商流を変え、市場を知り、商品開発をし…数々の新しいことに取り組み、危機を脱した玉川堂だが、それはまさに社長・基行さんの経営の腕の見せどころだったのだろう。聞けば、基行さんは大学卒業後、23歳ですぐに玉川堂に入社したという。家業は以前から意識していたのだろうか。

「兄の死を機に、玉川堂を継ぐことを意識しました。家業を継ぐというプレッシャーを感じたことはありません。むしろ、学生の頃から、自分が入ったら玉川堂をどうしていこうか、ということを考えていました。

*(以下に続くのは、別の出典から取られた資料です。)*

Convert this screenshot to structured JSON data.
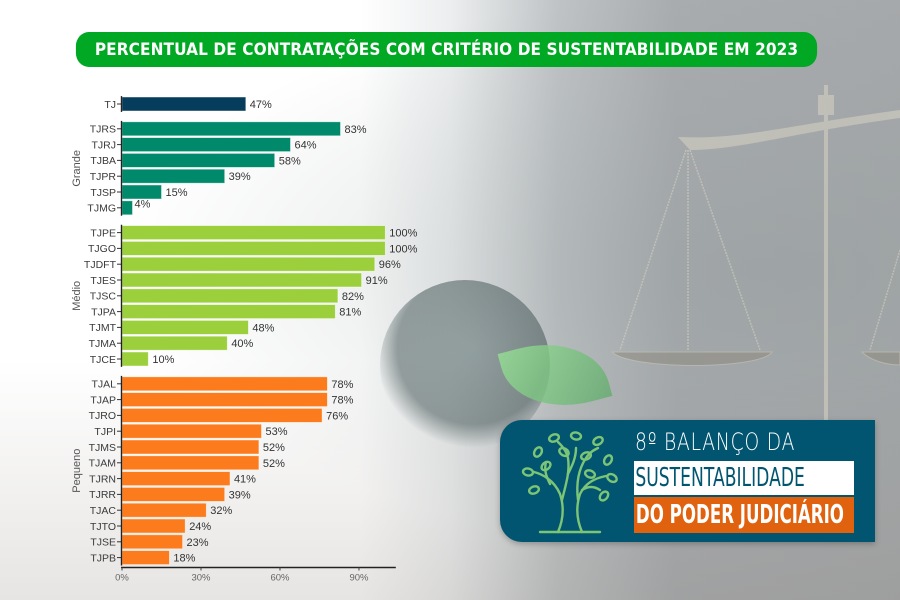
{
  "header": {
    "title": "PERCENTUAL DE CONTRATAÇÕES COM CRITÉRIO DE SUSTENTABILIDADE EM 2023"
  },
  "badge": {
    "line1": "8º BALANÇO DA",
    "line2": "SUSTENTABILIDADE",
    "line3": "DO PODER JUDICIÁRIO",
    "icon": "tree-icon"
  },
  "colors": {
    "title_bg": "#00a823",
    "tj": "#063d5c",
    "grande": "#00896b",
    "medio": "#9bcf3c",
    "pequeno": "#fc7b1c",
    "badge_bg": "#025570",
    "badge_orange": "#e0620e"
  },
  "chart_data": {
    "type": "bar",
    "orientation": "horizontal",
    "title": "PERCENTUAL DE CONTRATAÇÕES COM CRITÉRIO DE SUSTENTABILIDADE EM 2023",
    "xlabel": "",
    "ylabel": "",
    "xlim": [
      0,
      104
    ],
    "xticks": [
      "0%",
      "30%",
      "60%",
      "90%"
    ],
    "xtick_values": [
      0,
      30,
      60,
      90
    ],
    "grid": false,
    "groups": [
      {
        "name": "",
        "color_key": "tj",
        "categories": [
          "TJ"
        ],
        "values": [
          47
        ],
        "labels": [
          "47%"
        ]
      },
      {
        "name": "Grande",
        "color_key": "grande",
        "categories": [
          "TJRS",
          "TJRJ",
          "TJBA",
          "TJPR",
          "TJSP",
          "TJMG"
        ],
        "values": [
          83,
          64,
          58,
          39,
          15,
          4
        ],
        "labels": [
          "83%",
          "64%",
          "58%",
          "39%",
          "15%",
          "4%"
        ]
      },
      {
        "name": "Médio",
        "color_key": "medio",
        "categories": [
          "TJPE",
          "TJGO",
          "TJDFT",
          "TJES",
          "TJSC",
          "TJPA",
          "TJMT",
          "TJMA",
          "TJCE"
        ],
        "values": [
          100,
          100,
          96,
          91,
          82,
          81,
          48,
          40,
          10
        ],
        "labels": [
          "100%",
          "100%",
          "96%",
          "91%",
          "82%",
          "81%",
          "48%",
          "40%",
          "10%"
        ]
      },
      {
        "name": "Pequeno",
        "color_key": "pequeno",
        "categories": [
          "TJAL",
          "TJAP",
          "TJRO",
          "TJPI",
          "TJMS",
          "TJAM",
          "TJRN",
          "TJRR",
          "TJAC",
          "TJTO",
          "TJSE",
          "TJPB"
        ],
        "values": [
          78,
          78,
          76,
          53,
          52,
          52,
          41,
          39,
          32,
          24,
          23,
          18
        ],
        "labels": [
          "78%",
          "78%",
          "76%",
          "53%",
          "52%",
          "52%",
          "41%",
          "39%",
          "32%",
          "24%",
          "23%",
          "18%"
        ]
      }
    ]
  }
}
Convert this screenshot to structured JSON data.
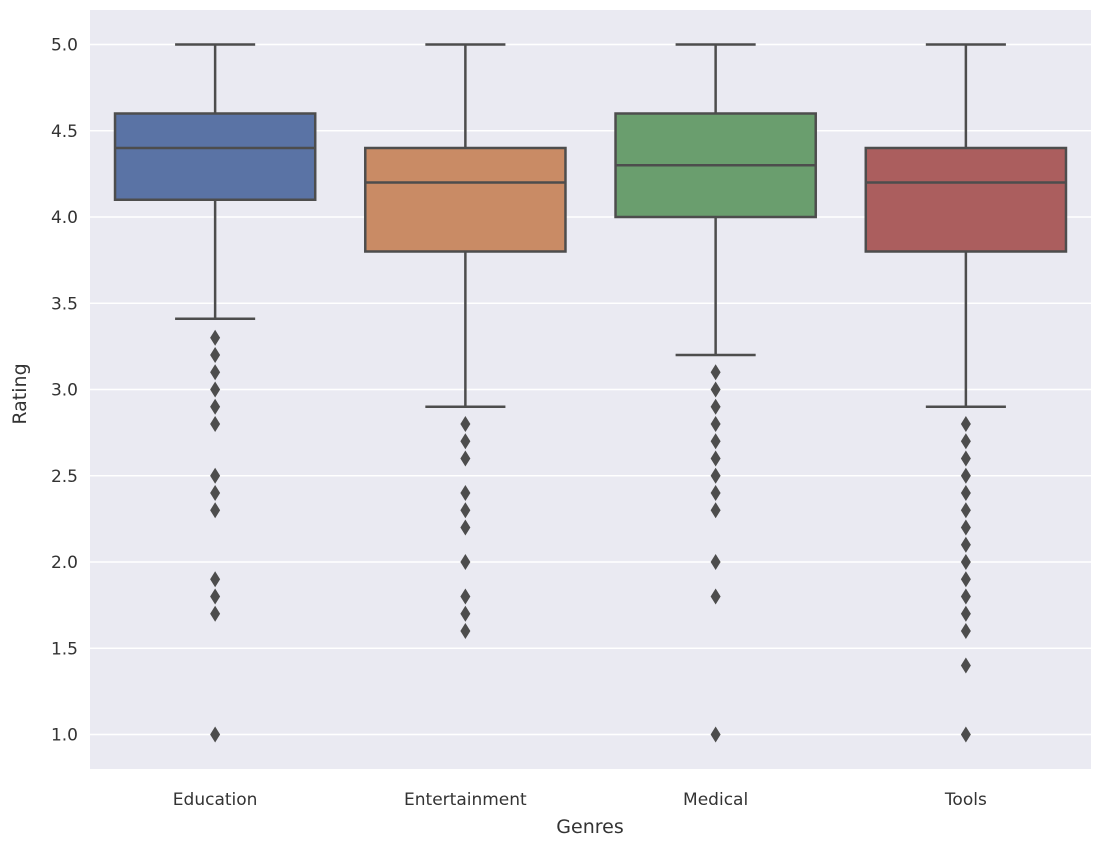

ずっと続いてきた家業なので、自分の代で閉ざしてしまうわけにはいかないという気持ちが強かったんです。」

生まれたときから玉川堂の技術を目にし、銅器に触れてきたからこそ、その歴史の流れを自分の代で閉ざす訳にはいかなかった。基行さんが入社してから20年あまり、この家業を再び盛り上げた背景には幼少の時の経験から育まれた力強い哲学があった。

「私は、伝統は伝承とは違うということを常に意識しています。伝承は同じことを繰り返すことです。一方、伝統は革新の連続です。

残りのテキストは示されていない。